Poco a poco las lágrimas del niño fueron secándose y, cuando Navío le hubo dado un trozo de chocolate y él se hubo bebido casi toda la leche, se sintió mejor. Permanecía apretado contra Puck, a quien miraba confiadamente.
—Tú te ocuparás de mí, ¿verdad? —preguntó.
Puck hizo un signo afirmativo.
—A condición de que te comportes como es debido —respondió ella en tono firme.
—Lo haré —aseguró Hans.
Las otras muchachas le miraron con sorpresa. ¡Qué cambio el del aquel niño!
—Oye —exclamó Navío—. ¡Si no parece el mismo niño!
—No —respondió Puck, guiñando casi imperceptiblemente un ojo a su compañera—. Es el mismo. Y somos grandes amigos él y yo. ¿No es cierto, Hans?
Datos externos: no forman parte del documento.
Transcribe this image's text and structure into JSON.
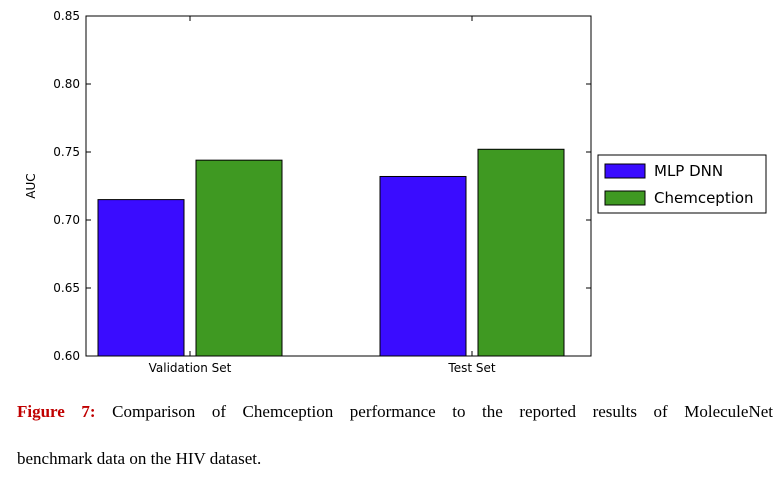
{
  "chart_data": {
    "type": "bar",
    "categories": [
      "Validation Set",
      "Test Set"
    ],
    "series": [
      {
        "name": "MLP DNN",
        "values": [
          0.715,
          0.732
        ],
        "color": "#3a0cff"
      },
      {
        "name": "Chemception",
        "values": [
          0.744,
          0.752
        ],
        "color": "#3f9922"
      }
    ],
    "ylabel": "AUC",
    "xlabel": "",
    "ylim": [
      0.6,
      0.85
    ],
    "yticks": [
      "0.60",
      "0.65",
      "0.70",
      "0.75",
      "0.80",
      "0.85"
    ],
    "legend": "right-outside",
    "grid": false
  },
  "caption": {
    "label": "Figure 7:",
    "line1": " Comparison of Chemception performance to the reported results of MoleculeNet",
    "line2": "benchmark data on the HIV dataset."
  }
}
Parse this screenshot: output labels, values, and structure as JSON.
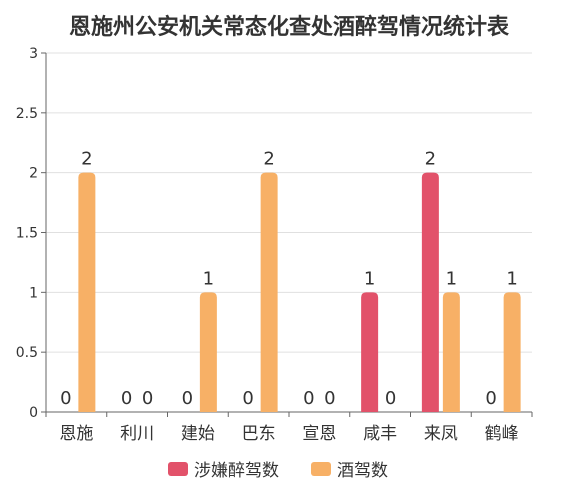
{
  "chart_data": {
    "type": "bar",
    "title": "恩施州公安机关常态化查处酒醉驾情况统计表",
    "categories": [
      "恩施",
      "利川",
      "建始",
      "巴东",
      "宣恩",
      "咸丰",
      "来凤",
      "鹤峰"
    ],
    "series": [
      {
        "name": "涉嫌醉驾数",
        "color": "#e2526a",
        "values": [
          0,
          0,
          0,
          0,
          0,
          1,
          2,
          0
        ]
      },
      {
        "name": "酒驾数",
        "color": "#f7b066",
        "values": [
          2,
          0,
          1,
          2,
          0,
          0,
          1,
          1
        ]
      }
    ],
    "yticks": [
      "0",
      "0.5",
      "1",
      "1.5",
      "2",
      "2.5",
      "3"
    ],
    "ylim": [
      0,
      3
    ],
    "grid": true,
    "legend_position": "bottom"
  }
}
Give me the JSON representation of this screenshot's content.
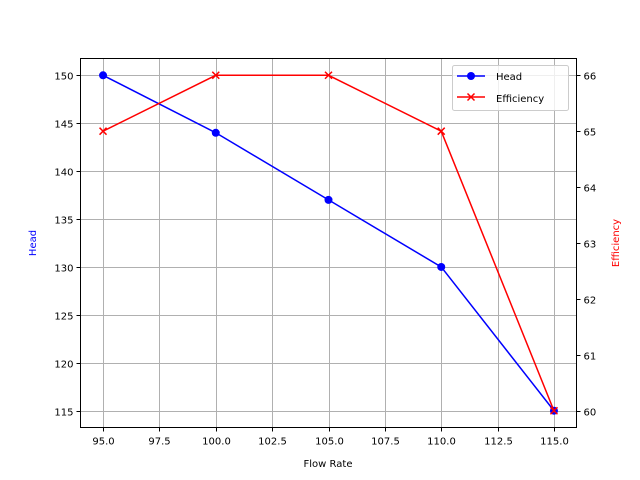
{
  "chart_data": {
    "type": "line",
    "title": "",
    "x": [
      95,
      100,
      105,
      110,
      115
    ],
    "xlabel": "Flow Rate",
    "xlim": [
      94.0,
      116.0
    ],
    "xticks": [
      "95.0",
      "97.5",
      "100.0",
      "102.5",
      "105.0",
      "107.5",
      "110.0",
      "112.5",
      "115.0"
    ],
    "grid": true,
    "legend_position": "upper right",
    "series": [
      {
        "name": "Head",
        "axis": "left",
        "values": [
          150,
          144,
          137,
          130,
          115
        ],
        "color": "#0000ff",
        "marker": "o"
      },
      {
        "name": "Efficiency",
        "axis": "right",
        "values": [
          65,
          66,
          66,
          65,
          60
        ],
        "color": "#ff0000",
        "marker": "x"
      }
    ],
    "ylabel_left": "Head",
    "ylim_left": [
      113.25,
      151.75
    ],
    "yticks_left": [
      "115",
      "120",
      "125",
      "130",
      "135",
      "140",
      "145",
      "150"
    ],
    "ylabel_right": "Efficiency",
    "ylim_right": [
      59.7,
      66.3
    ],
    "yticks_right": [
      "60",
      "61",
      "62",
      "63",
      "64",
      "65",
      "66"
    ]
  },
  "labels": {
    "xlabel": "Flow Rate",
    "ylabel_left": "Head",
    "ylabel_right": "Efficiency",
    "legend_head": "Head",
    "legend_efficiency": "Efficiency"
  },
  "colors": {
    "head": "#0000ff",
    "efficiency": "#ff0000",
    "grid": "#b0b0b0"
  }
}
—Sí —dijo Hans—. ¿Y cómo os llamáis vosotras?
—Yo me llamo Puck, y ellas se llaman Navío, Inger y Karen.
—Tú me gustas más —declaró Hans—. Las otras son ton…
Se detuvo a tiempo y cerró la boca.
Puck pareció enormemente contenta de aquella contención. Dijo:
—Al llegar a la próxima estación, hallaremos sin duda algún recado de parte de tu tía y haremos lo que ella nos indique.
—¿Esperaréis conmigo hasta que ella llegue? —preguntó Hans.
—Desde luego que no.
—Entonces, me iré con vosotras —dijo el niño en tono decidido—. Quiero ir a casa de mi mamá.
—Hace un instante querías ir a casa de tu papá —observó Navío.
—¡Ocúpate de tus asuntos! —exclamó Hans—. Quiero ir a casa de mi mamá.
—¿Acaso tu padre y tu madre no viven en el mismo sitio? —preguntó Inger.
Hans sacudió la cabeza. Puck indicó a las demás por medio de gestos que dejaran de hacer preguntas. No debían correr el riesgo de deshacer aquel momento de buen humor que parecía pasar el niño.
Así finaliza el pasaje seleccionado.